Believe it or not, the Italeri kit is better than the Tamiya kit of the same subject. I’ve built both. The only thing better on the Tamiya kit is the retooled one that came with the new link & length tracks. Yes the Italeri kit is not 21st Century quality, but it’s damn good for 1970’s vintage.
Those 3-D printed bogie units that you created look great.
For me, and ME only, I struggle with 3d printing/printed kits. No doubt the detail is off the charts. But for me, the question has been, “is it actually model building”. Now before the Jack-a-lope nay sayers open up on me like a eighteenth century ships broadside, let me explain. I was raised during the dark times, which a fair peck of you have zero connection. The names, Renwal, Hawk, ESCI, Frog, Aoshima, Imai, Monogram, Heller and others have ZERO meaning to you. Kits that literally had 15 parts. Rubber band tracks, IF you were lucky. Most had figures that made Tamiya’s famous “split face” look awesome. The point being, there are times I think that modern modelers are somewhat spoiled. Now again that is just one man’s opinion. My generation was spoiled by Airfix Multi-pose figures, and Kasten Tracks. When Gunze Sanyo released their metal, resin and plastic combinations it was a revelation. The lesson for me, HAS been, that as the hobby has changed for BETTER and WORSE, so has the modeler. I was taught by the greatest modeler ever, Shep Paine. He was an artist that used all venues in his productions. As I contemplated that, I realized that is exactly what, you the modern 3D printer/printing modelers do. So what’s the difference, for me. I have no connection to this way of modeling, and that is OK, 3D modeling is more than likely the wave of the future, and you have embraced it.
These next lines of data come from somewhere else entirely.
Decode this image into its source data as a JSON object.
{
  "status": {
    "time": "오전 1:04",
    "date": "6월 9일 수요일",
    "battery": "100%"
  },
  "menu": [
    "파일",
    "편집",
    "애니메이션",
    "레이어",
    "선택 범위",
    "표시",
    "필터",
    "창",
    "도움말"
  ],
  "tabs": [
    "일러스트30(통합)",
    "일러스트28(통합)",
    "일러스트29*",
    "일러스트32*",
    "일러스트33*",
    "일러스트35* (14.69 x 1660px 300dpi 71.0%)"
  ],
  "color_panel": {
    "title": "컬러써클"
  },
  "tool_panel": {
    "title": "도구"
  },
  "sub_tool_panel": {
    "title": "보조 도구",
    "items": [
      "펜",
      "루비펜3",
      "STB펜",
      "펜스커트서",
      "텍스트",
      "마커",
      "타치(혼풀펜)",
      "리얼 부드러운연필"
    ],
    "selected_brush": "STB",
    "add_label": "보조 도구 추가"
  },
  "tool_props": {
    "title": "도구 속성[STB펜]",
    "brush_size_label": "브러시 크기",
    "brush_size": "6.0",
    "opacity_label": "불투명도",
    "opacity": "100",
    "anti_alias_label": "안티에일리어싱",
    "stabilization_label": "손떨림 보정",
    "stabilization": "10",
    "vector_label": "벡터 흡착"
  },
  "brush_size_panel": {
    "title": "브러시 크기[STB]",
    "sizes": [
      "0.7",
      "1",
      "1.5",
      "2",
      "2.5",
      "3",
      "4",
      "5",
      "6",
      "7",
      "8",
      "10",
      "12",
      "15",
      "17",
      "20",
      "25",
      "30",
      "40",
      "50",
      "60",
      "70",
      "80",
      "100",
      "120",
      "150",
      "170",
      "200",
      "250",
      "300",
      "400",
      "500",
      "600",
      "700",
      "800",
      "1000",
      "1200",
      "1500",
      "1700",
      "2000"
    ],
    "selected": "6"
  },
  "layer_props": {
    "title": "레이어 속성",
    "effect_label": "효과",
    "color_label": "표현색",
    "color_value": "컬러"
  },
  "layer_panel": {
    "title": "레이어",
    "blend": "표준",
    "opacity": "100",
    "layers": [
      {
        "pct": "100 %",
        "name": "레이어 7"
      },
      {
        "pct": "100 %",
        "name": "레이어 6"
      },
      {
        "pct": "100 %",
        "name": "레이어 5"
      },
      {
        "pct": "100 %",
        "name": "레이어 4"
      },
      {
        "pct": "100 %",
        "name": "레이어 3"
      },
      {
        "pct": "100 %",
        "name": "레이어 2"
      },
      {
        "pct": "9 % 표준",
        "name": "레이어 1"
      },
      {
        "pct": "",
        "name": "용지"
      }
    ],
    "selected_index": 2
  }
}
Just some thoughts from an older modeler
and the generation before that didn’t consider assembly of pre-shaped parts to be model building.
Model building was to get raw materials, maybe sheet styrene was approved, and carve your own parts.
The times they are a’changing
Looks like I made the right choice then! Thanks, I’m pretty happy with the bogies. I have modelled most of the other components too, including the mudguards, drive wheel, tracks and exhausts and they have printed quite well too. It’s been a steep learning curve though!
Thanks for your commentary. Like you I too was raised in dark times, as you put it! I still have a box of Stug III Kasten tracks in my stash and was also a fan of Paine, Verlinden et al. Coming back into the hobby since I retired I’m amazed at the great things that are now available, acrylic paint as one example instead of those horrible Humbrol enamel tins!
I’m keen to embrace any technology that makes my models better but as you say each to his own; there are many ways to skin a model cat.
Some years back I went to a model engineers show that was full of hand-built steam engines etc. There was a guy with what we’d call a completely scratch-built model that started life as brass sheet and scale drawings, but he was being ragged on by the older heads because he used ready-made screws rather than turning his own from bar stock! Seems there’s always another level to which mere mortals aren’t invited…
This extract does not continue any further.